# Multi loss optimizer

Hi there.

I have a question for the masters.

There are many layers in my model.
I get total_loss with sum of the final output and the output of a specific layer.
I proceed to differentiate total_loss, and of course there is only one optimizer.

``````MyModel():
def __init__(self):
...
many layers
...
self.specific_layer()
...
many layers

def forward(self, x):
...
output1 = Layer1(x)
output_s = self.specific_layer(output1.detach())
...
outputN = LayerN(LayerN-1(cat(output1, LayerN-2(...), .....)))
...
final_output = FinalLayer(outputN)

return final_output, output_s

train.py
model = MyModel()
...
loop:

final_y_pred, specific_y_pred = model(x)

final_loss = criterion(final_y_pred, final_target)
specific_loss = criterion(specific_y_pred, specific_target)
total_loss = final_loss + specific_loss

total_loss .backward()
optimizer.step()
``````

The total_loss converges, but the loss of a specific layer oscillates. T.T

I thought of two ways…

The first is to train by applying learning-rate differently (smaller learning-rate to the oscillated specific layer) using “per-parameters-options”.

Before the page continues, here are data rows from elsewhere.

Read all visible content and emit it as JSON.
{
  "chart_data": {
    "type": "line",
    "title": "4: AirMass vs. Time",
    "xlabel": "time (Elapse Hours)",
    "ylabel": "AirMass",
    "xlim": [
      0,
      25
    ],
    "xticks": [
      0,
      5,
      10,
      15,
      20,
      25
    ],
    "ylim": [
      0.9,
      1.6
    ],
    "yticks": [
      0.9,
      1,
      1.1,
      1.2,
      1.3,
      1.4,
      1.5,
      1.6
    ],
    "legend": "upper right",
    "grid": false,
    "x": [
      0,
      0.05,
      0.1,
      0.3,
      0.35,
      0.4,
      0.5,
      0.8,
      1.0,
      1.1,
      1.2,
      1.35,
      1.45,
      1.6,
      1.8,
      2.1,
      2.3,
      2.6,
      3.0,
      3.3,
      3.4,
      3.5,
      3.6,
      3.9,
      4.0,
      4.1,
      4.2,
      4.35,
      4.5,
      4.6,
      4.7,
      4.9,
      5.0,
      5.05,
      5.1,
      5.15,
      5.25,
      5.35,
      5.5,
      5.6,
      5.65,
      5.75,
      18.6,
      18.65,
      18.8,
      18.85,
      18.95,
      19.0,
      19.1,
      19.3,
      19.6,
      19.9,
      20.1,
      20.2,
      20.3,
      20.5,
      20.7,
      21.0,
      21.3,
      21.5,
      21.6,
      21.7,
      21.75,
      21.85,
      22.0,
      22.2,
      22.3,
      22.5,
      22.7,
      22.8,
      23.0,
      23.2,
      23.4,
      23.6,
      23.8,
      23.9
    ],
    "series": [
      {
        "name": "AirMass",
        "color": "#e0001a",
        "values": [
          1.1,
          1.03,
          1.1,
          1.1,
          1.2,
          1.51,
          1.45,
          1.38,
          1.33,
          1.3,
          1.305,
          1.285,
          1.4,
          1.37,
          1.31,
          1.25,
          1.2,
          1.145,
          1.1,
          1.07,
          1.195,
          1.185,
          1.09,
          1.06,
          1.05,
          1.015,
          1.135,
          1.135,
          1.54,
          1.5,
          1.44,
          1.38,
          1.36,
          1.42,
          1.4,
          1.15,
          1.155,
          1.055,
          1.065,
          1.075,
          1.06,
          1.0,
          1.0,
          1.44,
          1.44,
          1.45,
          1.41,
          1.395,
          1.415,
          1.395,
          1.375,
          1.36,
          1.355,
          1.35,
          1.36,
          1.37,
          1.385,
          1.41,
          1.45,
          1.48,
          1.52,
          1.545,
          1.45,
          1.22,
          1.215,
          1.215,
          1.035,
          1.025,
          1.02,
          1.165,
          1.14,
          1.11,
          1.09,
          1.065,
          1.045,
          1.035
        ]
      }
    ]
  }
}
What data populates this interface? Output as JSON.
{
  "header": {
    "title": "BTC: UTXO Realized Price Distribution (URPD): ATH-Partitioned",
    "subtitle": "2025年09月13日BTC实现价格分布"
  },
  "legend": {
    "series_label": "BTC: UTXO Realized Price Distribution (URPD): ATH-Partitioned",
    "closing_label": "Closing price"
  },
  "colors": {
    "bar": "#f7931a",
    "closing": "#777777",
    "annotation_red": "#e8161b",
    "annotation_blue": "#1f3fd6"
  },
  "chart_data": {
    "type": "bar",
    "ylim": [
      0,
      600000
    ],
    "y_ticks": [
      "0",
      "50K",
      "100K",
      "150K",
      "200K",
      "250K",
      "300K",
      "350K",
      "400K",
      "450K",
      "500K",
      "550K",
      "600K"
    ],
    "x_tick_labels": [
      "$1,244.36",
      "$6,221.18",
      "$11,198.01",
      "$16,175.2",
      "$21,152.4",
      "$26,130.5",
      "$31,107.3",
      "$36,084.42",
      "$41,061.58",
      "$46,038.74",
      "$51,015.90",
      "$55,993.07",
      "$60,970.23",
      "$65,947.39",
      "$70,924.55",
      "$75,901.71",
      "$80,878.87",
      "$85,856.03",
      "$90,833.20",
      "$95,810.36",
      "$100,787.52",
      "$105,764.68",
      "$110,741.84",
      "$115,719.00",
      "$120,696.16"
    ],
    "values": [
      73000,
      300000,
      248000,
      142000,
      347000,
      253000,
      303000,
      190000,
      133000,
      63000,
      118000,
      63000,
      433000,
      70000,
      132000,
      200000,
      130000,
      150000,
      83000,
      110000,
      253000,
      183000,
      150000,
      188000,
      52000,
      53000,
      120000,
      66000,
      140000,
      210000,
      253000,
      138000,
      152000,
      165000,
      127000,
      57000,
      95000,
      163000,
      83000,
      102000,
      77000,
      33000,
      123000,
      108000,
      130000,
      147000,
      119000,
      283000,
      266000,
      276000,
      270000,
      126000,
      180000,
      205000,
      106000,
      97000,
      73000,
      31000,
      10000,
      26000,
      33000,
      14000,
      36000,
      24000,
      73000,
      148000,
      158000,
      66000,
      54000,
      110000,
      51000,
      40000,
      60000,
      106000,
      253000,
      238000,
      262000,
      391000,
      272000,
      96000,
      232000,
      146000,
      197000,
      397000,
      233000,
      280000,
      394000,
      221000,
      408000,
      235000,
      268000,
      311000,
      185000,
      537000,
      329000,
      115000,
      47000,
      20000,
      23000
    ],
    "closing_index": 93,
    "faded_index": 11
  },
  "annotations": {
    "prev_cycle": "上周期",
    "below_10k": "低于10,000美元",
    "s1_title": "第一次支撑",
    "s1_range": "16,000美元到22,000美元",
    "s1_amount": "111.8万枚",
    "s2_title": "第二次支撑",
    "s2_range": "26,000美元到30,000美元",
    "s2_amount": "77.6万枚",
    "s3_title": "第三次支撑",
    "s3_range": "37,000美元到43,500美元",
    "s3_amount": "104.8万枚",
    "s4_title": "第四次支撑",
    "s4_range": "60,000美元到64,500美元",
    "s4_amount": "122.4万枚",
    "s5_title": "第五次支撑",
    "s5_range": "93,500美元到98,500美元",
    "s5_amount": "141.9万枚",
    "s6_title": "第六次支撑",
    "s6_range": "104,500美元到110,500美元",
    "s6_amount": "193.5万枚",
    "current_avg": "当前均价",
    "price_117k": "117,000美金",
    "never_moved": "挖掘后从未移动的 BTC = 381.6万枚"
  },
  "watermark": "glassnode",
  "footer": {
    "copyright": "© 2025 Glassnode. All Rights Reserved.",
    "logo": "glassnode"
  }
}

The second method is to train by applying optimizer separately.

1. Remove the specific_layer from MyModel and set the output to output1, final_output.
2. Set the separated specific_layer as MyModel2 with output1 as input and return output_s.
3. Set the optimizer for MyModel and MyModel2 , respectively.

Which is a better way?
And is there another good way?

Based on the posted pseudo code it seems that `specific_loss` would create the gradients for `self.specifc_layer` only (`layer1` and previous layers are detached and no other layers are used to create `output_s`), while `final_output` might potentially use many more layers (thus also parameters).
If so, it could be easier for the model to drive `final_loss` down as its optimizer would potentially update many more parameters, but that’s just my guess.

Hi @ptrblck
I’m unsure if it would work, but you could try to scale up the `specific_loss` to try to force the model to focus more on it.